Cette fois-ci, Michael Bay allie fond et forme. Ces codes qu'il utilise depuis une vingtaine d'années deviennent le sujet même du film. Sous couvert de violence sauvage, il déroule un pamphlet contre le danger des rêves faciles - souvent inaccessibles -, l'illusion que la beauté peut servir d'ascenseur social fulgurant, l'argent facile et le pouvoir censé être dû qui va avec. Ici, les valeurs absolues de l'Amérique forte et puissante sont réduites à néant, montrant qu'en croyant que tout est possible, finalement, la machine à succès fabrique autant de prétentieux suffisants que de petits cons qui n'ont pas grands chose dans le crâne. 

 © Paramount Pictures FranceDany et sa bande sont l'exemple même des anti-héros, dont la vulgarité sert une farce jusque-boutiste lancée à fond la caisse, où finalement l'accès à la réussite se fait au détriment de toute moralité et sens du Bon et du Mauvais. On peut regretter que le réalisateur enchaîne, parfois sans mesure, les scènes absurdes qui, quelque part , finissent par être trop nombreuses et redondante pour servir le propos. Comme pour appuyer sur le fait que le scénario est basé sur une histoire vraie. Mais on rit de bon cœur à la bêtise de ces nœuds-nœuds survitaminés. Wahlberg n'est jamais aussi bon que lorsqu'il est sur le point de péter un câble et virer dans l'hystérie comique (comme dans Ted). Et que dire de Dwayne Johnson en criminel pieux, qui prend la foi comme excuse pour s'affirmer, prospérer et surtout absoudre ses méfaits.

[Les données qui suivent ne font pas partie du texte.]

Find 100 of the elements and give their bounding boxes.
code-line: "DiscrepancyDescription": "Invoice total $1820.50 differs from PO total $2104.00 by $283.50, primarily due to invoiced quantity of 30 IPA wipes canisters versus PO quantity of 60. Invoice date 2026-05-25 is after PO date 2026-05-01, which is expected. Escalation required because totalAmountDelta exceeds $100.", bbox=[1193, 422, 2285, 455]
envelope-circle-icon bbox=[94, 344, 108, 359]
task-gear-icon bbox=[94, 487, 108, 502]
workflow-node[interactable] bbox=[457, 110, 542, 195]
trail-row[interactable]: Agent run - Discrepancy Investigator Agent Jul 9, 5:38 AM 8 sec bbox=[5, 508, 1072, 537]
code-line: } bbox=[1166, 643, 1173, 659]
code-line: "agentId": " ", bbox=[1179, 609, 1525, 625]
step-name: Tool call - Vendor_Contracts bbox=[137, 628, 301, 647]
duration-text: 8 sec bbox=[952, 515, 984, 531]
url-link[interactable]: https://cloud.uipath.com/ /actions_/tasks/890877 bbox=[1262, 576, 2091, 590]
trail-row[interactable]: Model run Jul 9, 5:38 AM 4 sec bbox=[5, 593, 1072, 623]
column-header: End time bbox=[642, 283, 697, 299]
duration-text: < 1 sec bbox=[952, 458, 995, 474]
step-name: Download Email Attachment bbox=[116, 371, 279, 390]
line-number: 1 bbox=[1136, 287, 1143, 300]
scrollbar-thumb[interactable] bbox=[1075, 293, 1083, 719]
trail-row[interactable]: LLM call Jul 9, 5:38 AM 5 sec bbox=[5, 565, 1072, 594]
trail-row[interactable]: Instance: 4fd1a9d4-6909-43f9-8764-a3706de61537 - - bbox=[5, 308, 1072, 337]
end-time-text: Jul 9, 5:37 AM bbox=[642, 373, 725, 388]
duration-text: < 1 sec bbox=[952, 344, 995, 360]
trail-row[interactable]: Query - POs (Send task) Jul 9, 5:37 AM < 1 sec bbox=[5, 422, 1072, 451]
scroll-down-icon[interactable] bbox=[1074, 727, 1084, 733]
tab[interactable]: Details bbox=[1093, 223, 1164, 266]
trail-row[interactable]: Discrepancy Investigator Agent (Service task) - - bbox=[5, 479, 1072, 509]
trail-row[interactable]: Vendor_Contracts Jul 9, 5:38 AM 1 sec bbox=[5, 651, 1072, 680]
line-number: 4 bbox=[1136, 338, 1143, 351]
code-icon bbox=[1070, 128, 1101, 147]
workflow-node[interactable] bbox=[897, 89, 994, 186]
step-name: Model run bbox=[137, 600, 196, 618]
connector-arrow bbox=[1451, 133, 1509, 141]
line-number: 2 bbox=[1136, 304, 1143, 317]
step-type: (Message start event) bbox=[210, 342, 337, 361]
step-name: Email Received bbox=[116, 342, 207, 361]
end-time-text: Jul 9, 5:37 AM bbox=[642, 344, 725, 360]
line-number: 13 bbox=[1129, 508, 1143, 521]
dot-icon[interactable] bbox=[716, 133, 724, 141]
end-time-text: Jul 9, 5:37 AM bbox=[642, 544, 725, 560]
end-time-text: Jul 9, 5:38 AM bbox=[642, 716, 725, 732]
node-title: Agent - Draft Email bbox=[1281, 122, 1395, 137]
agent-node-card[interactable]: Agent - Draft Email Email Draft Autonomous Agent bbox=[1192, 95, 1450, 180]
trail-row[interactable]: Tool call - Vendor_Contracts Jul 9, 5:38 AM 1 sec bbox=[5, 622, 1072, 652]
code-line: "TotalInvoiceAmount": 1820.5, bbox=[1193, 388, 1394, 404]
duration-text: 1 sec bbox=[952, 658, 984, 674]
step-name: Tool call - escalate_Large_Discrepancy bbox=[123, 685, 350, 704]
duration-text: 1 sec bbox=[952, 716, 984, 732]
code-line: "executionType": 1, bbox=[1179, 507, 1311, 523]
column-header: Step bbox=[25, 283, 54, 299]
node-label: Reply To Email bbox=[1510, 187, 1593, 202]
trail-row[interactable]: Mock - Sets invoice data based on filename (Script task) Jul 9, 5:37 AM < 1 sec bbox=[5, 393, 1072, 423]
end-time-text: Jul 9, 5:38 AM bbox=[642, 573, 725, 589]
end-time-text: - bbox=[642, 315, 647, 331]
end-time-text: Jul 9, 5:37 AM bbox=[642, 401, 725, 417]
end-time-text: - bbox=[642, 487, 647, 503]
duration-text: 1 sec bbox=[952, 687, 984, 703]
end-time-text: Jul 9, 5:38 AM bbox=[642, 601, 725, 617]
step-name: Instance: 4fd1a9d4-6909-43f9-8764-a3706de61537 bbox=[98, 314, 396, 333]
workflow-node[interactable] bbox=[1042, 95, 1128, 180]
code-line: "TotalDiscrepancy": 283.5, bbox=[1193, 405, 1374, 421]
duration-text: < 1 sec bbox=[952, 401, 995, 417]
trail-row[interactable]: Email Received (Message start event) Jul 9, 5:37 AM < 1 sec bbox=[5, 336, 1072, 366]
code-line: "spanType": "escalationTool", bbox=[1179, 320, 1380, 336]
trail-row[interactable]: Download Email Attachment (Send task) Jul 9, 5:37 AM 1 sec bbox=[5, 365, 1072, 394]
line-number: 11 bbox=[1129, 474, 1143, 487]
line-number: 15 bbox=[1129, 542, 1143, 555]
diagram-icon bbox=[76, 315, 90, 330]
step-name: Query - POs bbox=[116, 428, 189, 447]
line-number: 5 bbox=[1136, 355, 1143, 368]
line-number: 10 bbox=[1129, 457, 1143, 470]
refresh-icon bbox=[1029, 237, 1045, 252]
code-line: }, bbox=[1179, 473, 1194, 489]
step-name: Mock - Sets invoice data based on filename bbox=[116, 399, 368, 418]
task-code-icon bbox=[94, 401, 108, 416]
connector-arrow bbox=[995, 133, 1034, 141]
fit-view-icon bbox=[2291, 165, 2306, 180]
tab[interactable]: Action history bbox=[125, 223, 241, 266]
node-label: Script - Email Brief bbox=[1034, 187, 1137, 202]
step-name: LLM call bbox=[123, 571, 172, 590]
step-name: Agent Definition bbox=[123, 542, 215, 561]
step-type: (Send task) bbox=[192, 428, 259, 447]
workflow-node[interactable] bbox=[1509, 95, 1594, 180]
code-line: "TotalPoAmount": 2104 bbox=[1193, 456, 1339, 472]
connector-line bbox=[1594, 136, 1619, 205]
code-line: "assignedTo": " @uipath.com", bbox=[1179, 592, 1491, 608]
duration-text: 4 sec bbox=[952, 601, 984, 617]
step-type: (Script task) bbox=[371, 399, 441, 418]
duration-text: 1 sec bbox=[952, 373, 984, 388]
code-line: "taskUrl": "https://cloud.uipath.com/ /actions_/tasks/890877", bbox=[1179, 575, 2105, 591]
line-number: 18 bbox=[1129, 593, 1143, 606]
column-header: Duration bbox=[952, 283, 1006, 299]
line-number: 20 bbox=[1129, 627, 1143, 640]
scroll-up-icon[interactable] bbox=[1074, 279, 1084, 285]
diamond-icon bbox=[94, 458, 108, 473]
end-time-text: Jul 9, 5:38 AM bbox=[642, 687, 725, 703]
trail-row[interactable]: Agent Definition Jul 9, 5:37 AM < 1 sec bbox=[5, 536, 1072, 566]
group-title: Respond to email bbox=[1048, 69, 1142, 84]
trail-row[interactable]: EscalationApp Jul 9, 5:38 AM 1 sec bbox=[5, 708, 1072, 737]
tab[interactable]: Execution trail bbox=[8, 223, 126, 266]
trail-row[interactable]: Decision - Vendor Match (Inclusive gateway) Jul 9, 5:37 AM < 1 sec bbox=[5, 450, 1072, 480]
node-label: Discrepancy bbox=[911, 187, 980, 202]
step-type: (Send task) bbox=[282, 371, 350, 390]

Drôlissime ! De dérapages et coups du sort, les trois compères nous rappellent avec ironie et humour que l'argent ne fait pas le bonheur.

En résumé : Michael Bay se venge de tous ceux qui le conspuent sur l'autel des blockbusters hors de prix qui l'ont construit et ont bâti une partie du nouvel Hollywood. Il répond qu'il faut ne pas être bien fute-fute pour imaginer qu'avoir de l'argent est une fin en soi. Le roi du gros film qui tache et qui casse tout fait mouche avec cette comédie shootée aux protéines.